明日、あさってとバーナンキFRB議長の議会証言が控えていますが、特にサプライズな発言内容にはならないと思います。5月22日にバーナンキ議長が量的緩和規模の縮小について表明したあとに多少の混乱はありましたが、おおむねマーケットは米国景気の回復を示す指標が続けば将来量的緩和規模の縮小は当然なことと、将来の政策変更リスクを受け止め、今後のサプライズにはなりにくい環境が整いつつあるのではないでしょうか。

 ニューヨークダウ指数は史上最高値を連日更新し、日経平均株価の深押しは一瞬で終えてしまって15000円の大台を意識するところまで回復してきました。為替水準も、「円高に振れた」印象にはなっていますが、それも、ピッチの早い円安・ドル高だったがゆえの戻しであって、円安・ドル高の基調が変化したわけではなく、今日よりも明日とジリジリと急落前の為替水準に歩み寄っています。

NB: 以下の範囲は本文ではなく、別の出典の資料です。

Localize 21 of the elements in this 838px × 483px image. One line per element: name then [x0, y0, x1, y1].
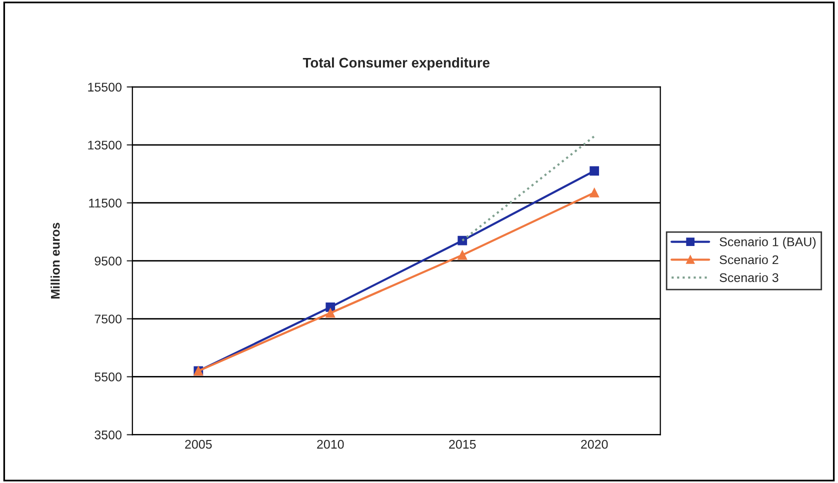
legend-label: Scenario 2: [720, 254, 778, 264]
x-tick-label: 2010: [317, 440, 344, 449]
point: [590, 188, 600, 198]
x-tick-label: 2005: [185, 440, 212, 449]
y-tick-label: 7500: [94, 314, 122, 324]
y-tick-label: 15500: [88, 82, 122, 92]
legend-label: Scenario 1 (BAU): [720, 237, 816, 249]
chart-title: Total Consumer expenditure: [302, 57, 490, 70]
point: [458, 250, 468, 260]
y-tick-label: 13500: [88, 140, 122, 150]
point: [326, 308, 336, 318]
legend-label: Scenario 3: [720, 272, 778, 282]
y-tick-label: 9500: [94, 256, 122, 266]
y-axis-title: Million euros: [50, 222, 60, 299]
point: [590, 166, 600, 176]
x-tick-label: 2020: [581, 440, 608, 449]
point: [458, 236, 468, 246]
y-tick-label: 11500: [89, 198, 122, 208]
x-tick-label: 2015: [449, 440, 476, 449]
y-tick-label: 3500: [94, 430, 122, 440]
y-tick-label: 5500: [94, 372, 122, 382]
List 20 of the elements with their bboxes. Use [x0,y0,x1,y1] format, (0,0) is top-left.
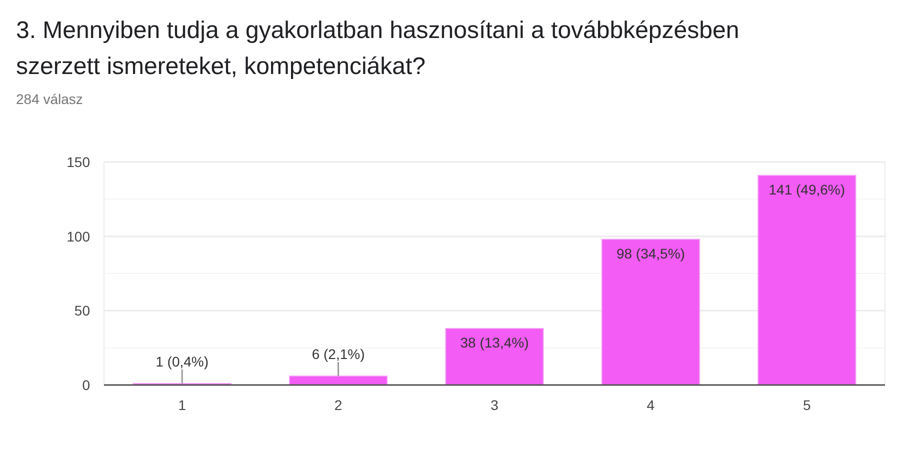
y-tick-label: 150 [66,154,90,170]
x-tick-label: 3 [490,397,499,413]
data-label: 38 (13,4%) [460,334,529,351]
bar [445,328,544,386]
chart-subtitle: 284 válasz [16,91,83,107]
y-tick-label: 0 [82,377,90,393]
bar [758,174,856,386]
data-label: 1 (0,4%) [156,354,209,370]
data-label: 98 (34,5%) [616,245,685,262]
data-label: 141 (49,6%) [768,181,846,198]
y-tick-label: 50 [74,302,90,319]
bar [601,238,700,386]
chart-title: 3. Mennyiben tudja a gyakorlatban hasznosítani a továbbképzésben szerzett ismereteket, kompetenciákat? [16,17,740,80]
data-label: 6 (2,1%) [312,346,365,362]
bar [288,376,388,386]
x-tick-label: 1 [178,397,186,413]
x-tick-label: 5 [803,397,811,413]
x-tick-label: 4 [646,397,655,413]
x-tick-label: 2 [334,397,342,413]
y-tick-label: 100 [66,228,90,244]
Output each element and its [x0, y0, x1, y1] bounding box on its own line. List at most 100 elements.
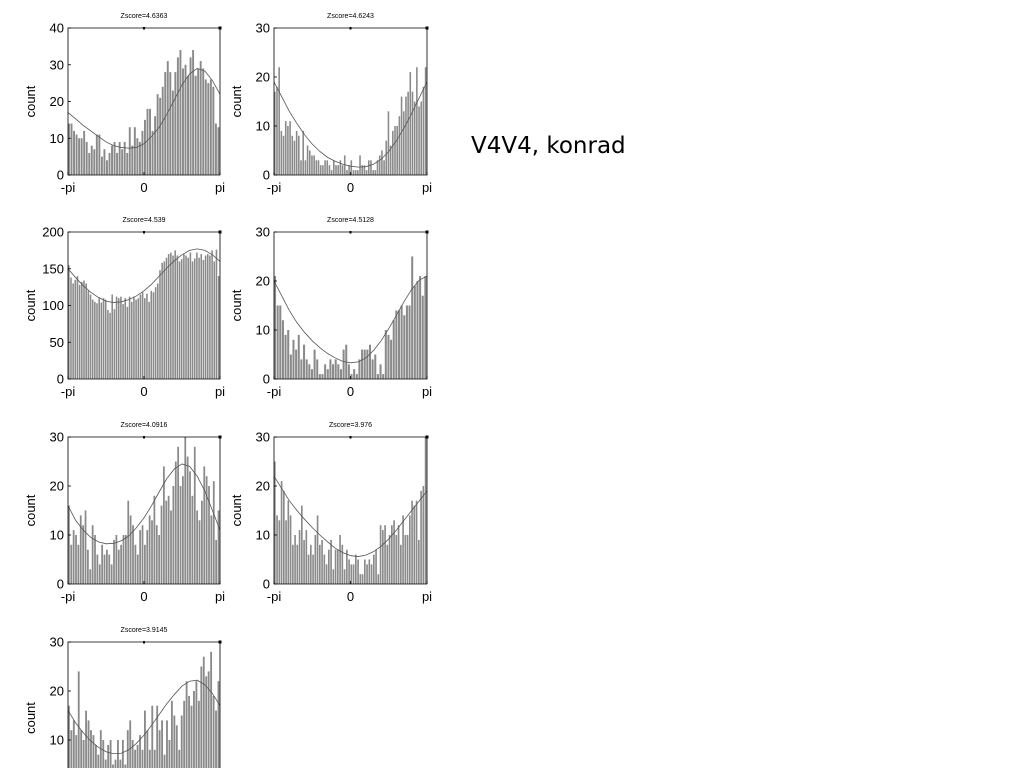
histogram-bar — [382, 374, 385, 379]
histogram-bar — [128, 296, 131, 379]
histogram-bar — [337, 549, 339, 584]
x-tick-label: 0 — [347, 384, 354, 399]
histogram-bar — [201, 500, 203, 584]
histogram-panel-7: Zscore=3.9145 10 20 30 count — [23, 627, 222, 768]
histogram-bar — [151, 130, 154, 175]
histogram-bar — [110, 564, 113, 584]
histogram-bar — [132, 525, 134, 584]
histogram-bar — [330, 170, 333, 175]
histogram-bar — [319, 165, 322, 175]
histogram-bar — [195, 681, 198, 768]
histogram-bar — [96, 303, 98, 379]
histogram-bar — [352, 564, 355, 584]
histogram-bar — [89, 294, 92, 379]
x-tick-label: pi — [422, 589, 432, 604]
histogram-bar — [100, 302, 103, 379]
chart-title: Zscore=3.976 — [329, 422, 372, 429]
histogram-bar — [303, 539, 305, 584]
histogram-bar — [281, 320, 284, 379]
corner-mark — [425, 26, 429, 30]
histogram-bars — [68, 50, 220, 176]
histogram-bar — [148, 749, 151, 768]
histogram-bar — [300, 160, 302, 175]
histogram-bar — [194, 75, 197, 175]
y-axis-label: count — [23, 289, 38, 321]
histogram-bar — [80, 730, 83, 768]
histogram-bar — [129, 720, 132, 768]
histogram-bar — [180, 715, 183, 768]
corner-mark — [218, 26, 222, 30]
histogram-bar — [212, 86, 215, 175]
y-tick-label: 0 — [263, 372, 270, 387]
histogram-bar — [395, 535, 398, 584]
histogram-bar — [382, 530, 384, 584]
chart-title: Zscore=3.9145 — [121, 627, 168, 634]
histogram-bar — [170, 700, 173, 768]
histogram-bar — [217, 681, 220, 768]
histogram-bar — [156, 705, 159, 768]
chart-title: Zscore=4.5128 — [327, 217, 374, 224]
histogram-bar — [106, 549, 108, 584]
histogram-bar — [131, 740, 134, 768]
histogram-bar — [167, 495, 170, 584]
y-tick-label: 0 — [57, 168, 64, 183]
histogram-bar — [287, 500, 290, 584]
histogram-bar — [217, 510, 220, 584]
histogram-bar — [157, 283, 159, 379]
histogram-bar — [106, 160, 108, 175]
histogram-bar — [182, 68, 184, 175]
top-tick — [143, 641, 145, 644]
histogram-bar — [124, 298, 127, 379]
y-axis-label: count — [23, 85, 38, 117]
histogram-bar — [280, 130, 283, 175]
histogram-bar — [359, 574, 362, 584]
histogram-bar — [144, 710, 146, 768]
histogram-bar — [178, 261, 181, 379]
histogram-bar — [189, 252, 192, 379]
histogram-bar — [395, 310, 398, 379]
corner-mark — [218, 230, 222, 234]
histogram-bar — [144, 119, 146, 176]
histogram-bar — [203, 466, 206, 584]
histogram-bar — [211, 250, 213, 380]
histogram-bar — [413, 505, 416, 584]
histogram-bar — [411, 91, 414, 175]
top-tick — [143, 27, 145, 30]
histogram-bar — [161, 720, 164, 768]
histogram-bar — [324, 160, 326, 175]
histogram-bar — [376, 160, 379, 175]
histogram-bar — [325, 564, 328, 584]
histogram-bar — [161, 262, 163, 379]
histogram-bar — [419, 276, 422, 379]
histogram-bar — [163, 261, 166, 379]
histogram-bar — [113, 309, 116, 379]
histogram-bar — [387, 111, 390, 175]
histogram-bar — [214, 123, 217, 175]
histogram-bar — [134, 544, 137, 584]
histogram-bar — [131, 145, 134, 175]
histogram-bar — [185, 255, 187, 379]
histogram-bar — [85, 710, 88, 768]
histogram-bar — [322, 165, 324, 175]
histogram-bar — [402, 515, 404, 584]
histogram-bar — [130, 301, 133, 379]
corner-mark — [218, 435, 222, 439]
histogram-bar — [370, 564, 373, 584]
histogram-bar — [125, 535, 127, 584]
histogram-bar — [177, 446, 180, 584]
histogram-bar — [361, 349, 364, 379]
histogram-bar — [420, 101, 423, 175]
histogram-bar — [292, 339, 295, 379]
histogram-bar — [280, 481, 283, 584]
histogram-bar — [163, 466, 165, 584]
x-tick-label: pi — [422, 384, 432, 399]
histogram-bar — [367, 160, 370, 175]
histogram-bar — [337, 364, 340, 379]
histogram-bar — [127, 500, 130, 584]
x-tick-label: 0 — [140, 180, 147, 195]
histogram-bar — [102, 740, 105, 768]
histogram-bar — [115, 296, 118, 379]
histogram-bar — [348, 165, 350, 175]
histogram-bar — [141, 292, 144, 379]
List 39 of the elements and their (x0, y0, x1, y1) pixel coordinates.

 今更、「あー、日経平均株価が8000円の時に買っておけば良かった」「ドルが80円の時に外貨投資しておけば良かった」と言っても、仕方ない話しです。現在の水準が将来イメージする株価水準よりも、為替水準よりも割安な位置にあると考えるなら、現水準でも十分投資妙味があると考えるなら、投資を検討してみる価値があります。ただし、もっと割安なときには買えるだけの余力は残しておいたほうがよいとは思いますが・・・

 現在、買いたいけど買える余力ない人は、次の株高・円安で相場が吹き上がったときは余力を作るために買いよりも売りを優先させた方が良いでしょう。そして買う余力はあるけど、今は様子を見ると決めた人は、動かない相場を見ていてイライラするのは体にも良くないので動き出すまでは相場から離れ、寝て待ちましょう。

 本格的に動くは8月に入ってからではないでしょうか。ここは良い売り時、良い買い時だけを待ち、普段はのんびり過ごすことをお勧めします。